We talk about grief mainly in terms of losing loved ones. They die and we never see them again. But there are also people during this holiday season who are grieving the loss of a job, the loss of a marriage they valued, the loss of community to economic conditions, the loss of friends they have valued. These losses are significant. During the holidays, they can be devastating.
This second week of Advent is devoted to peace. I think of peace in terms of having it with other people—in terms of community—and in terms of the peace that God offers us. As with hope, I have begun to think that it is important to put peace in our plane of vision, even when we are far from it. Perhaps especially when we feel far from it. This affirmation is something that is done in the Jewish practice of Sitting Shiva. Especially during the shiva, what are the first seven days of mourning, the people who support the mourners are mostly silent and listening, but they include hope in the community prayers before they leave the mourner’s home.
Of course, if you are grieving, hope can seem out of reach. Even after two years, we can carry on and do pretty well most days, but we don’t know when we are going to be hit again with a blast from the past.
When we are meeting during the holiday season, I find it helpful to simply consider that most of the people around me might be dealing with aspects of their past, or they might be worried about their health or their job. Peace might be desirable but unattainable right now. If I am interested in doing the things that make for peace, I’ve found that listening to others is perhaps a good place to start. Of course, I don’t listen very often. I spend a lot of my time wanting to get my own points across. The holidays seem like a time when I could start to look at people as though they are potential friends, see them in terms of peace, see them as people who might tell me a good joke or something I haven’t heard before.
Most of the time I’m not like this, and so I miss out on most of these real possibilities. And most of the time, I do have relapses of grief.

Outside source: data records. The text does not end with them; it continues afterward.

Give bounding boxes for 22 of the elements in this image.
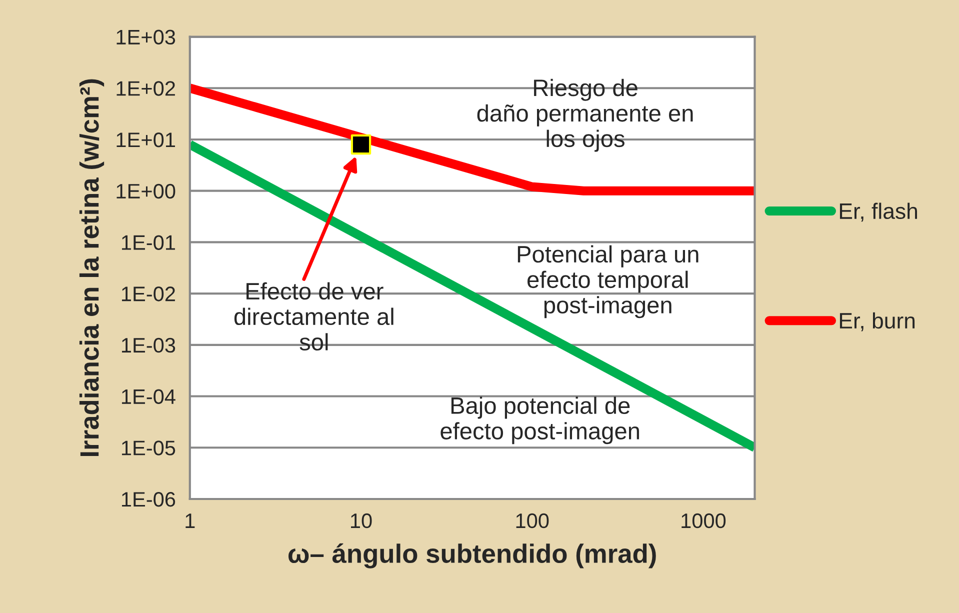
y-tick-label: 1E-05 — [122, 440, 176, 456]
y-tick-label: 1E+02 — [116, 81, 175, 96]
annotation: Efecto de ver directamente al sol — [234, 282, 394, 350]
legend-label: Er, burn — [840, 312, 915, 332]
x-tick-label: 1 — [186, 514, 195, 528]
annotation: Bajo potencial de efecto post-imagen — [440, 396, 639, 444]
y-tick-label: 1E+00 — [116, 184, 176, 199]
y-tick-label: 1E-02 — [122, 286, 175, 302]
x-tick-label: 10 — [351, 513, 372, 528]
x-tick-label: 100 — [516, 513, 549, 528]
annotation: Riesgo de daño permanente en los ojos — [477, 78, 693, 152]
x-tick-label: 1000 — [682, 513, 726, 528]
x-axis-title: ω– ángulo subtendido (mrad) — [288, 543, 656, 568]
y-tick-label: 1E+01 — [116, 132, 175, 148]
legend-label: Er, flash — [840, 202, 918, 222]
y-tick-label: 1E-03 — [122, 338, 176, 353]
y-tick-label: 1E-06 — [122, 492, 176, 507]
y-tick-label: 1E-01 — [122, 235, 175, 250]
y-axis-title: Irradiancia en la retina (w/cm²) — [79, 79, 104, 456]
y-tick-label: 1E+03 — [116, 30, 176, 45]
y-tick-label: 1E-04 — [122, 389, 176, 404]
annotation: Potencial para un efecto temporal post-imagen — [518, 245, 698, 318]
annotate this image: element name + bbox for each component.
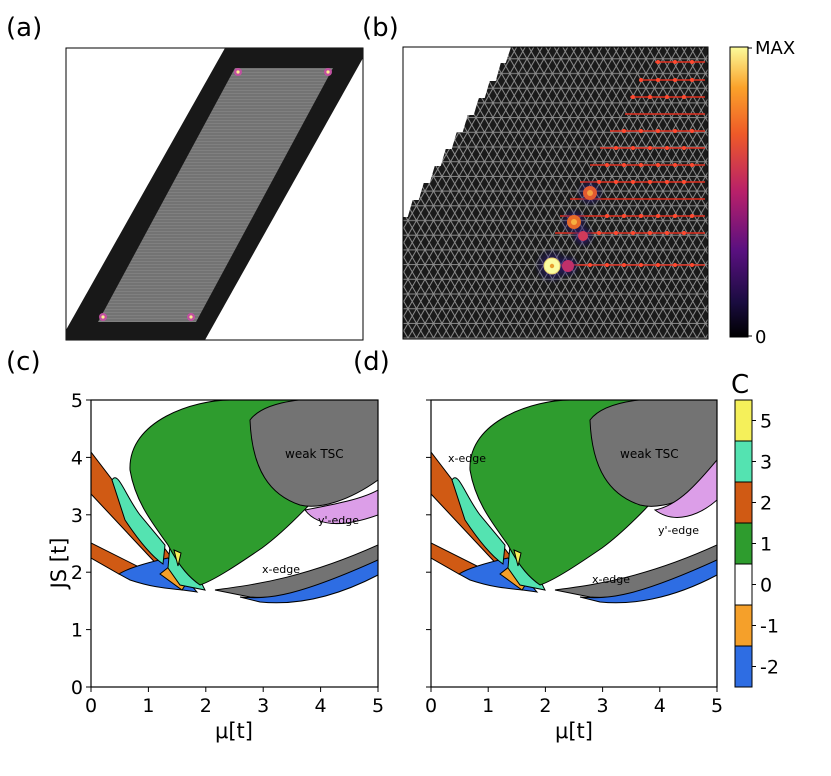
chern-cell--2 — [734, 645, 753, 688]
panel-b-frame — [402, 46, 709, 340]
chern-colorbar-cells: 5 3 2 1 0 -1 -2 — [734, 399, 779, 688]
intensity-colorbar — [729, 46, 749, 338]
x-axis-label-c: μ[t] — [215, 719, 253, 743]
chern-cell-2 — [734, 481, 753, 524]
region-yprime-edge-d — [653, 459, 717, 518]
corner-mode-density — [534, 179, 604, 284]
colorbar-max-label: MAX — [755, 38, 795, 59]
x-tick-label: 4 — [315, 695, 327, 717]
chern-colorbar-title: C — [731, 370, 749, 400]
region-c5 — [173, 549, 182, 567]
region-minus2-right — [239, 559, 378, 604]
chern-label: -1 — [760, 616, 779, 638]
x-tick-label: 5 — [372, 695, 384, 717]
y-tick-label: 0 — [71, 677, 83, 699]
x-tick-label: 1 — [142, 695, 154, 717]
chern-cell-5 — [734, 399, 753, 442]
panel-d: (d) weak TSC x-edge y'-edge x-edge 0 1 2 3 4… — [353, 347, 723, 743]
y-axis-c: 0 1 2 3 4 5 — [71, 390, 91, 699]
chern-label: 5 — [760, 411, 772, 433]
plot-c-frame — [90, 399, 379, 688]
y-tick-label: 5 — [71, 390, 83, 412]
annotation-yprime-edge-d: y'-edge — [658, 524, 699, 537]
panel-a: (a) — [6, 13, 364, 341]
vacuum-region — [402, 46, 512, 217]
chern-label: 1 — [760, 534, 772, 556]
x-axis-label-d: μ[t] — [555, 719, 593, 743]
sample-interior — [98, 68, 333, 322]
chern-label: 2 — [760, 493, 772, 515]
region-yprime-edge — [304, 489, 378, 525]
phase-diagram-c — [91, 400, 378, 604]
y-tick-label: 1 — [71, 620, 83, 642]
chern-cell-1 — [734, 522, 753, 565]
panel-b-label: (b) — [362, 13, 399, 43]
panel-c-label: (c) — [6, 347, 41, 377]
edge-sites — [588, 60, 694, 267]
x-tick-label: 5 — [711, 695, 723, 717]
annotation-weak-tsc-d: weak TSC — [620, 447, 679, 461]
annotation-x-edge-left-d: x-edge — [448, 452, 486, 465]
x-tick-label: 3 — [597, 695, 609, 717]
chern-cell--1 — [734, 604, 753, 647]
colorbar-min-label: 0 — [755, 327, 766, 348]
chern-label: -2 — [760, 657, 779, 679]
chern-label: 3 — [760, 452, 772, 474]
x-tick-label: 2 — [200, 695, 212, 717]
panel-b: (b) — [362, 13, 795, 348]
y-tick-label: 4 — [71, 447, 83, 469]
region-c5-d — [513, 549, 522, 567]
y-axis-label-c: JS [t] — [47, 538, 71, 591]
annotation-yprime-edge-c: y'-edge — [318, 514, 359, 527]
region-c3-left-d — [451, 477, 506, 565]
chern-cell-3 — [734, 440, 753, 483]
x-tick-label: 3 — [257, 695, 269, 717]
x-axis-c: 0 1 2 3 4 5 — [85, 687, 384, 717]
chern-cell-0 — [734, 563, 753, 606]
x-tick-label: 0 — [425, 695, 437, 717]
y-tick-label: 2 — [71, 562, 83, 584]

Certainly, after eight years now, my grief has changed. It hasn’t gone away. It never does. But it has changed. I expect to find myself during this holiday season experiencing a range of emotions and possibilities. I have had moments when I’m back eight years ago right after Michael took his life. Over the last few days, I have also felt real peace just watching the sun going down behind trees stripped of their leaves.
I look forward to seeing family at Christmas. But I know that in the middle of the gathering, I may step outside to be alone for a while just to listen to the silence. This is my attempt to allow the process to go full circle. Maybe eventually we will arrive at peace.
Work Cited
Hood, Ann. Comfort: A Journey Through Grief. New York: W.W. Norton, 2008.




Tom, as I think about hope, peace, joy, and love this Advent, I think that they must be aspirational. Although you don't use that word in this post, at least not that I saw, it seems that your writing about Advent is full of the idea. Yes, peace has come in the Savior, but it seems to have barely got in the door sometimes. Other times, there is peace. But, sad to say, more often than not, the peace we experience is partial and temporary. This is as it should be, I think, for it makes us long for it all the more, and this longing is what Advent is about for me this year. Forgive me if I'm superimposing my response onto your writing, but it seems that we are both longing, hoping against hope even, that one day the peace that is partial will be pervasive and permanent. Keep writing, friend.
Again, Tom, you have shared many wise observations about writing and life. After all, one is a reflection of the other. This part is my favorite: "The holidays seem like a time when I could start to look at people as though they are potential friends, see them in terms of peace, see them as people who might tell me a good joke or something I haven’t heard before."
May God bring you peace, even in bits and pieces, and may those "potential friends" become a reality.